On the days when this precision work is my focus I move on after only five minutes of single note long tones. I then go to my Getchell First Book. At a very slow speed (45 bpm) I play #1, rest, and then #2. The goal is to move from one note to the next with, yes, precision- hitting solid and clean, healthy tones. Resting I go back and play them again up a step from the key of C Major to D Major. Same speed, same focus. Finally I go back and take the same two exercises down a step from C Major to Bb Major. Finally, depending on endurance, I rest and then go back and play the first exercise slightly faster and up an octave, still listening for the precision. I end by playing both pieces at speed.

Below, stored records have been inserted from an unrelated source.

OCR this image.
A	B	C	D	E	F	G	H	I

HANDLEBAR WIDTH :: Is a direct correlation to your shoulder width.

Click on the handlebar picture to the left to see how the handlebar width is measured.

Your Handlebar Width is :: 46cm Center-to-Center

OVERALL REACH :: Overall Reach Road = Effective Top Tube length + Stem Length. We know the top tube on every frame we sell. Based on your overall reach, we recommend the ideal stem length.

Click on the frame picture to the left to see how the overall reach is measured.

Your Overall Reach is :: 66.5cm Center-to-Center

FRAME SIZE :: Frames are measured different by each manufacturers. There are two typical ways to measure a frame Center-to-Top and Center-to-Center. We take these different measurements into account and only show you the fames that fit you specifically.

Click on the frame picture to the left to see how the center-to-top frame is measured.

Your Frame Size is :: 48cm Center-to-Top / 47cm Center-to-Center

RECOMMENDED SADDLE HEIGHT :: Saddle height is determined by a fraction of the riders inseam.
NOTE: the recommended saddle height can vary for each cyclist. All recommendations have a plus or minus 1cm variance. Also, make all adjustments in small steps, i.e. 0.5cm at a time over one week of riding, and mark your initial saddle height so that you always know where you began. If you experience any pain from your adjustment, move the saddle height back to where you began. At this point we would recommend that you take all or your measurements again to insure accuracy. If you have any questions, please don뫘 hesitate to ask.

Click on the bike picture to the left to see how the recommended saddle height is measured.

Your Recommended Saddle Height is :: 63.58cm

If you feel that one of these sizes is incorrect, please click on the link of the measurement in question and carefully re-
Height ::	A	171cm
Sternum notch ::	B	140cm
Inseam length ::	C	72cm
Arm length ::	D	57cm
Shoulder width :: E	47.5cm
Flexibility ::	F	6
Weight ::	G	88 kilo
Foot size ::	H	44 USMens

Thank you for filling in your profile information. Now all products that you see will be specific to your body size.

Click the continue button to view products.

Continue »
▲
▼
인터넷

This takes between 20 and 25 minutes. The process moves from single notes and tones to settle into the sound, then moving notes at a slow speed to catch the changes, scale and chord movements, and the way the sound has to settle in. Then I hear the notes in different scales and how the relationships stay the same in the midst of the differences. Finally I want to hear the upper register tones and then end with the etudes as written at speed.

I have been doing this particular set three times per week. On other days I substitute some of the Arban’s early exercises slurred and tongued in place of the Getchell. Same theory, same precision direction.

I have been amazed at what has been happening.
  • First, the sound is smoother and has a precision until I start to tire the embouchure which means I didn’t rest enough between exercises.
  • Second, I notice that Self 2 is doing his job keeping me on target and turning the intellectual ideas I have described above into intuition.
  • Third, because of that I am more relaxed in my style while still maintaining the precision I am looking to build.
Accuracy, clarity, on target. Add “life” to it and it becomes music. Which is why we do it in the first place.